Last status: Completed generate-fix-auth. Result: Patched SQL injection...
Skipping scan-dependencies -- already completed
Skipping analyze-auth-module -- already completed
Skipping analyze-api-endpoints -- already completed
Skipping analyze-data-layer -- already completed
Skipping generate-fix-auth -- already completed
Running generate-fix-api...
The agent picks up exactly where it left off. No repeated work. No lost context.

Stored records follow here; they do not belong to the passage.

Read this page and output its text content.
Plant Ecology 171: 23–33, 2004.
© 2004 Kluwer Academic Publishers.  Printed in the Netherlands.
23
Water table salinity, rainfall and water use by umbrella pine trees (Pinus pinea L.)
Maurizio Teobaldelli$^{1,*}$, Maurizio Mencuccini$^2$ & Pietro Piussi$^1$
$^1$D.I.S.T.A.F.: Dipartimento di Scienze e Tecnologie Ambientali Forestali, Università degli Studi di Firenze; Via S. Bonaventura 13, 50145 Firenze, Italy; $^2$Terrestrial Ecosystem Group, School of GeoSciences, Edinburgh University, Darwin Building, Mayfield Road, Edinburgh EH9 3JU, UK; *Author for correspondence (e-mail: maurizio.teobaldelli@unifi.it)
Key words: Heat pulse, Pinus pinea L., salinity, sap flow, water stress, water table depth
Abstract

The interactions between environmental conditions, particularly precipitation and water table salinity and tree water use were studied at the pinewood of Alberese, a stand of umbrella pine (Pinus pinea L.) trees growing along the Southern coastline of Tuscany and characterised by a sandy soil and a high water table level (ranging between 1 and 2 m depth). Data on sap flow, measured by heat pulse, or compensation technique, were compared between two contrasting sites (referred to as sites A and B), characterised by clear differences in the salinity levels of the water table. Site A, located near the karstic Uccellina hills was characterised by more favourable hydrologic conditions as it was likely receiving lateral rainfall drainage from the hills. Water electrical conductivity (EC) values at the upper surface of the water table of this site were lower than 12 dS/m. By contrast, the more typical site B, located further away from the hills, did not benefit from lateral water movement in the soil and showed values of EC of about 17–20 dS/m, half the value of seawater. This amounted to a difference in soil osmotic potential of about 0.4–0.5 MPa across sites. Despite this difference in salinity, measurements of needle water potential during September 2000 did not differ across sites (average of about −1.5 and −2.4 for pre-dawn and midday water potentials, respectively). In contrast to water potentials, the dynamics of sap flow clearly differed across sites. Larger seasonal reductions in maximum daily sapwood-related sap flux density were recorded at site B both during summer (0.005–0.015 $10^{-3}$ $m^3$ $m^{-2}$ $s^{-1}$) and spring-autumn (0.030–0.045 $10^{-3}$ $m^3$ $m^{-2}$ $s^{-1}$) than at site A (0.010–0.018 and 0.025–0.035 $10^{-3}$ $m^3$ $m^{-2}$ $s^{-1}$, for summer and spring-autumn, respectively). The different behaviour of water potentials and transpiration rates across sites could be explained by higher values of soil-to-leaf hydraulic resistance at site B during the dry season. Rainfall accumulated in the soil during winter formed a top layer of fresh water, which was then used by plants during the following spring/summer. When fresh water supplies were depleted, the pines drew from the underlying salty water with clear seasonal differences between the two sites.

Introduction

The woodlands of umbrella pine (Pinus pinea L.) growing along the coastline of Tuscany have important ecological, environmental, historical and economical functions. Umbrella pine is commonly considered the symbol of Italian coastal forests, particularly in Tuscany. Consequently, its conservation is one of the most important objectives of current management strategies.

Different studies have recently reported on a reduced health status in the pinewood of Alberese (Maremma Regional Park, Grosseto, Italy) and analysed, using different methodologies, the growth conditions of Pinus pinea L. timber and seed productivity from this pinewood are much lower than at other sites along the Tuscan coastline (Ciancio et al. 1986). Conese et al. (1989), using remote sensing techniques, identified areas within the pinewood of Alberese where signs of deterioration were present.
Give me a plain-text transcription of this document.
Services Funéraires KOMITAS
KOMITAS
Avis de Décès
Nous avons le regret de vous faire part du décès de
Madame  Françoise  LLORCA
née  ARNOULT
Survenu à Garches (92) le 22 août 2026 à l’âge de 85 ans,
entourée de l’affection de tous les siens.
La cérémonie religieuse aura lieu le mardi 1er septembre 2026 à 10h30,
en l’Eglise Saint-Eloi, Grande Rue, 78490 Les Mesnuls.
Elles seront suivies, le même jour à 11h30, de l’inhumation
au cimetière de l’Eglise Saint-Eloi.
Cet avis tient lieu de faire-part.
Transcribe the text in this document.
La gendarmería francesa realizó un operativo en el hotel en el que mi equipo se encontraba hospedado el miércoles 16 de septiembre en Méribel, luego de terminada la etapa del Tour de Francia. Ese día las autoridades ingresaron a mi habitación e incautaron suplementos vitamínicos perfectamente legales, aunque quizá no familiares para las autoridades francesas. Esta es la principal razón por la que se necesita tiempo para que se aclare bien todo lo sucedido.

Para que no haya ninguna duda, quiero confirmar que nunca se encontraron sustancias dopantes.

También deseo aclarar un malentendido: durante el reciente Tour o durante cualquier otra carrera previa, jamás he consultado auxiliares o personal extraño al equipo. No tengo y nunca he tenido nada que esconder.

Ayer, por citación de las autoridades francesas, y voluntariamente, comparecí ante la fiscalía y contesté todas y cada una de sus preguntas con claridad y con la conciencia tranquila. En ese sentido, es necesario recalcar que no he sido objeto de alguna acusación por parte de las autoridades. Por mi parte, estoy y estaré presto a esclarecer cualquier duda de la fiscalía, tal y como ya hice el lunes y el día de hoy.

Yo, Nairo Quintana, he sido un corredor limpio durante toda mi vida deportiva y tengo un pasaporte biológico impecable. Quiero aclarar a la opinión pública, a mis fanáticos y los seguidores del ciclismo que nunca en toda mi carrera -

Best Practices for Session Tracking
Use Descriptive Session IDs
Session IDs should encode enough information to be useful in logs and debugging:
# Good: encodes what, when, and scope
session_id = "security-audit-payments-2026-01-15"
# Bad: opaque identifier
session_id = "abc123"
Update Summaries Frequently
The session summary is your crash recovery context. Write it as if your future self will read it with no other context:
client.update_session(
session_id=SESSION_ID,
completed_items=["scan-dependencies", "analyze-auth-module"],
in_progress_item="analyze-api-endpoints",
next_items=["analyze-data-layer", "generate-fix-auth"],
blocked_items=[],
summary="Found 3 critical vulns in auth module: SQL injection in "
"login, weak session tokens, no rate limiting. Dependencies "
"scan clean except lodash 4.17.15 (prototype pollution). "
"Starting API endpoint analysis.",
status="in_progress"
)
Combine Session Progress with Feature Tracking
Session progress tracks the process (which steps have run). Feature tracking tracks the product (which deliverables are verified). Use both:
# Session tracks steps
client.mark_complete(session_id=SESSION_ID, item="verify-fixes")
# Features track deliverables
client.mark_feature_complete(
feature_id="auth-hardening",
verified_by="verifier"
)
# Together they answer two questions:
# "What has the agent done?" -> session progress
# "What has been delivered and verified?" -> feature tracking
Use Agent Memory for Cross-Step Context
Session tracking tells you which steps are done. Agent memory preserves the detailed findings from each step so downstream steps can use them:
# Scanner stores detailed findings
scanner_memory.save(
value="AUTH-001: SQL injection in /api/login via username parameter. "
"Parameterized queries not used. Severity: Critical.",
metadata={"severity": "critical", "module": "auth", "vuln_id": "AUTH-001"}
)
# Fixer retrieves them to generate patches
findings = fixer_memory.search(
query="critical vulnerabilities auth module",
limit=10
)
Summary
Long-running CrewAI tasks do not have to be fragile. By adding session tracking and feature verification through Aegis Memory, you get:
- Crash recovery — Resume from the last checkpoint, not from scratch
- Progress visibility — Know exactly where a multi-hour pipeline stands
- Feature verification — Auditable proof that deliverables meet criteria
- Cross-step context — Agents share findings through persistent memory
The total overhead is minimal: a few API calls per step to update session state. The payoff is a pipeline that survives crashes, context resets, and infrastructure failures without losing hours of work.